Singapore reported 38 locally transmitted coronavirus cases just hours before the news conference on Sunday, the highest daily count in eight months. Any of the cases involved children who were part of a tuition center cluster. The B.1.617 strain “appears to affect children more,” Health Minister Ong Ye Kung said at a news conference Sunday, citing a discussion he had with the ministry’s director of medical services Kenneth Mak.
The strain was first detected in India.
“Some of these mutations are even more virulent, and they seem to target the younger children,” said Education Minister Chan Chun Sing at a press conference.
“This is an area of concern for all of us,” he said, noting however that none of the children who had been infected were critically ill. The government is “working out the arrangements” to vaccinate students under the age of 16, Chan said in a Facebook post. To combat the outbreak of diseases, the financial hub has joined Taiwan in closing schools.
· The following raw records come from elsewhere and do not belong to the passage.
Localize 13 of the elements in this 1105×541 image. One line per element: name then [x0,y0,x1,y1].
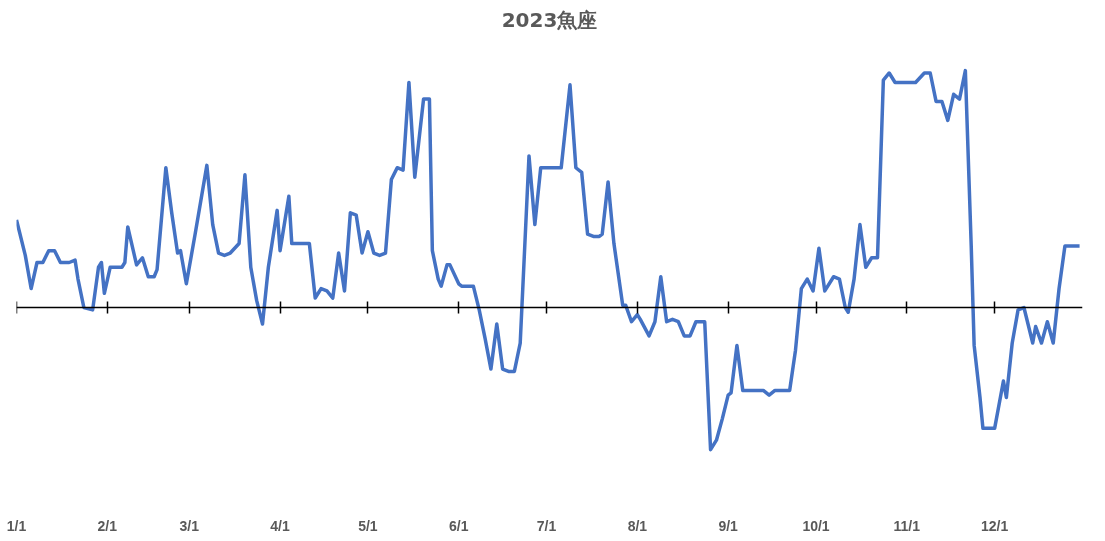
x-tick-label: 4/1 [270,517,291,534]
x-tick-label: 9/1 [718,517,739,534]
x-tick-label: 2/1 [97,517,118,534]
x-tick-label: 6/1 [448,517,469,534]
x-tick-label: 5/1 [358,517,378,534]
chart-title: 2023魚座 [501,7,598,32]
x-tick-label: 3/1 [179,517,200,534]
x-tick-label: 8/1 [627,517,648,534]
x-tick-label: 10/1 [802,517,830,534]
x-tick-label: 1/1 [6,517,27,534]
x-tick-label: 11/1 [893,517,921,534]
x-tick-label: 7/1 [536,517,557,534]
x-tick-label: 12/1 [981,517,1009,534]
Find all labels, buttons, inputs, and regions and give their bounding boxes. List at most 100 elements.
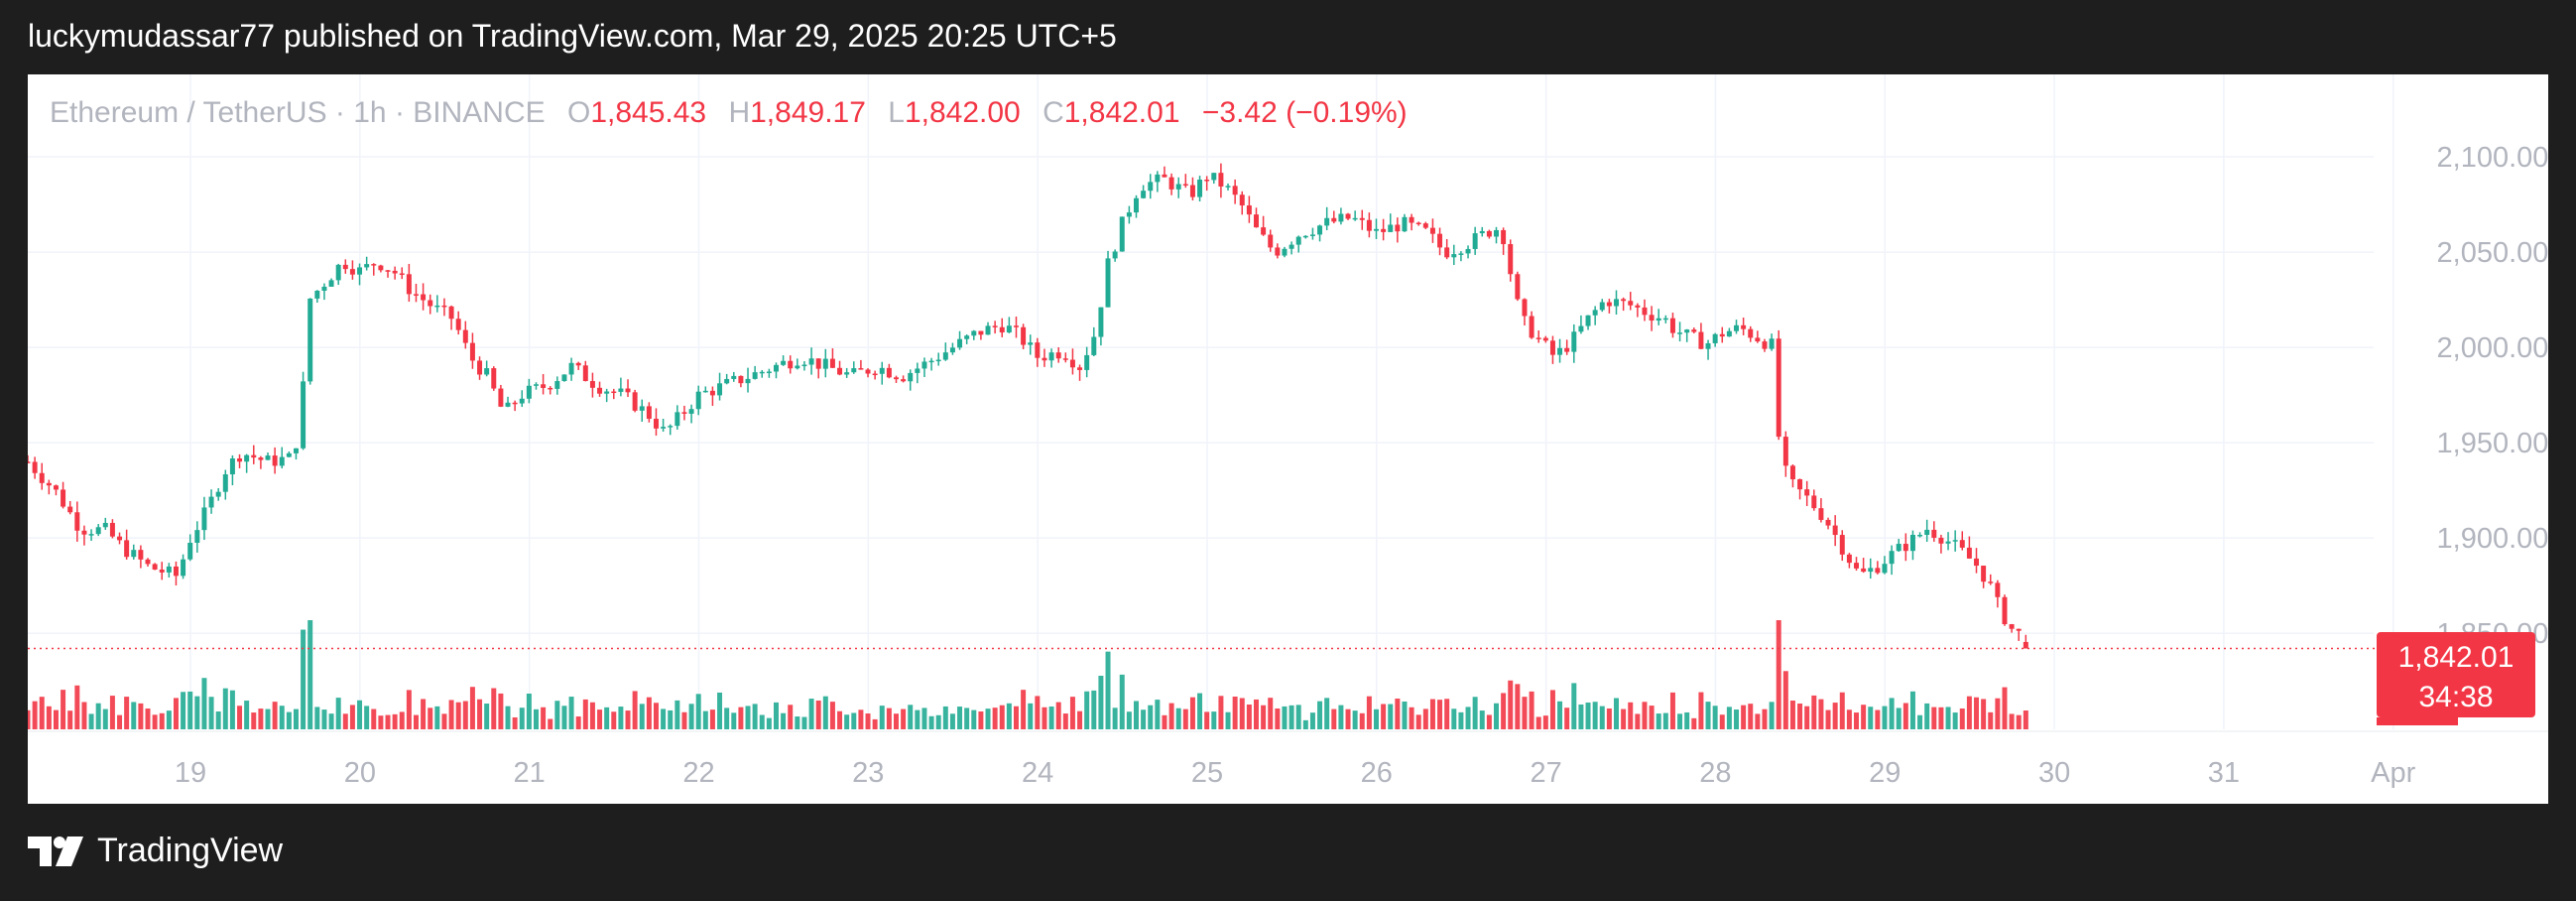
volume-bar — [491, 688, 497, 729]
symbol-legend[interactable]: Ethereum / TetherUS · 1h · BINANCE O1,84… — [50, 96, 1408, 130]
volume-bar — [837, 710, 843, 729]
candle-body — [1155, 174, 1161, 183]
candle-body — [773, 364, 779, 372]
volume-bar — [1309, 712, 1315, 729]
candle-body — [357, 267, 363, 275]
volume-bar — [286, 711, 292, 729]
volume-bar — [1338, 705, 1344, 729]
volume-bar — [1048, 707, 1054, 729]
volume-bar — [477, 699, 483, 729]
volume-bar — [1119, 674, 1125, 729]
volume-bar — [1712, 706, 1718, 729]
volume-bar — [1126, 711, 1132, 729]
candle-body — [166, 566, 172, 573]
candle-body — [1112, 251, 1118, 259]
volume-bar — [215, 711, 221, 729]
volume-bar — [971, 709, 977, 729]
volume-bar — [1091, 690, 1097, 729]
candle-body — [265, 455, 271, 460]
volume-bar — [145, 708, 151, 729]
volume-bar — [1359, 712, 1365, 729]
volume-bar — [653, 703, 659, 729]
volume-bar — [921, 708, 927, 729]
candle-body — [1628, 301, 1634, 306]
candle-body — [53, 485, 59, 490]
volume-bar — [1211, 711, 1217, 729]
price-axis[interactable]: 2,100.00 2,050.00 2,000.00 1,950.00 1,900.00… — [2437, 142, 2548, 650]
volume-bar — [1677, 713, 1683, 729]
x-tick-label: 26 — [1361, 757, 1393, 789]
candle-body — [1782, 437, 1788, 466]
candle-body — [1909, 535, 1915, 552]
candle-body — [533, 384, 539, 386]
candle-body — [307, 298, 313, 382]
volume-bar — [1966, 696, 1972, 729]
footer-brand[interactable]: TradingView — [28, 832, 283, 870]
volume-bar — [498, 693, 504, 729]
candle-body — [1825, 519, 1831, 526]
volume-bar — [568, 697, 574, 729]
candle-body — [301, 381, 307, 449]
volume-bar — [1974, 697, 1980, 729]
candle-body — [1246, 205, 1252, 215]
volume-bar — [208, 697, 214, 729]
volume-bar — [1486, 714, 1492, 729]
volume-bar — [1055, 702, 1061, 729]
legend-close-label: C — [1043, 96, 1064, 129]
candle-body — [46, 482, 52, 486]
candle-body — [1656, 318, 1661, 322]
volume-bar — [1748, 704, 1754, 729]
candle-body — [611, 391, 617, 394]
candle-body — [1254, 214, 1259, 228]
candle-body — [173, 566, 179, 577]
candle-body — [364, 264, 370, 268]
volume-bar — [1902, 703, 1908, 729]
candle-body — [1062, 358, 1068, 360]
volume-bar — [1522, 697, 1528, 729]
volume-bar — [67, 710, 73, 729]
candle-body — [1606, 302, 1612, 307]
candle-body — [1204, 180, 1210, 182]
volume-bar — [53, 709, 59, 729]
candle-body — [1098, 307, 1104, 337]
volume-bar — [1246, 704, 1252, 729]
candle-body — [321, 286, 327, 291]
candle-body — [1508, 244, 1514, 275]
candle-body — [385, 270, 391, 272]
candle-body — [625, 388, 631, 393]
candle-body — [1642, 307, 1648, 316]
candle-body — [469, 342, 475, 361]
volume-bar — [949, 713, 955, 729]
price-chart[interactable]: 2,100.00 2,050.00 2,000.00 1,950.00 1,900.00… — [28, 74, 2548, 804]
x-tick-label: 30 — [2038, 757, 2070, 789]
volume-bar — [421, 699, 427, 729]
y-tick-label: 2,100.00 — [2437, 142, 2548, 174]
volume-bar — [293, 708, 299, 729]
candle-body — [1938, 537, 1944, 544]
candle-body — [1832, 525, 1838, 536]
volume-bar — [1381, 704, 1387, 729]
chart-area[interactable]: 2,100.00 2,050.00 2,000.00 1,950.00 1,900.00… — [28, 74, 2548, 804]
candle-body — [582, 365, 588, 382]
candle-body — [1988, 581, 1994, 583]
candle-body — [1494, 229, 1499, 237]
candle-body — [1388, 224, 1394, 232]
volume-bar — [575, 716, 581, 729]
volume-bar — [844, 714, 850, 729]
volume-bar — [618, 707, 624, 729]
candle-body — [1381, 228, 1387, 232]
volume-bar — [1839, 692, 1845, 729]
volume-bar — [879, 706, 885, 729]
volume-bar — [1501, 693, 1507, 729]
candle-body — [102, 522, 108, 528]
candle-body — [795, 365, 800, 369]
volume-bar — [1331, 708, 1337, 729]
candle-body — [632, 392, 638, 411]
x-tick-label: 20 — [344, 757, 376, 789]
candle-body — [893, 377, 899, 380]
volume-bar — [1268, 698, 1274, 729]
volume-bar — [1175, 708, 1181, 729]
time-axis[interactable]: 19 20 21 22 23 24 25 26 27 28 29 30 31 Apr — [28, 730, 2548, 789]
candle-body — [484, 368, 490, 375]
candle-body — [74, 512, 80, 531]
Schools in Taiwan’s capital Taipei and neighboring New Taipei City declared Monday that classes will be canceled from Tuesday to May 28. Taiwan, which escaped with little damage last year, reported 333 new local cases on Monday, taking the number to just over 2,000. The increase in local transmissions in Singapore is likely to derail a quarantine-free travel bubble between Singapore and Hong Kong, which is set to begin on May 26 after a previous attempt failed.
To combat the outbreak, Singapore has restricted public gatherings to two, prohibited restaurant dine-ins, and closed gyms. Non-passengers have been barred from accessing the airport terminal, and an adjacent mall has been closed while 9,000 employees undergo testing. Last year, when the disease spread through crowded dormitories housing low-paid foreign staff, infecting tens of thousands, Singapore had to deal with severe coronavirus outbreaks. However, by global standards, the epidemic has been mild; authorities in the 5.7 million-person region have recorded more than 61,000 cases and 31 deaths so far.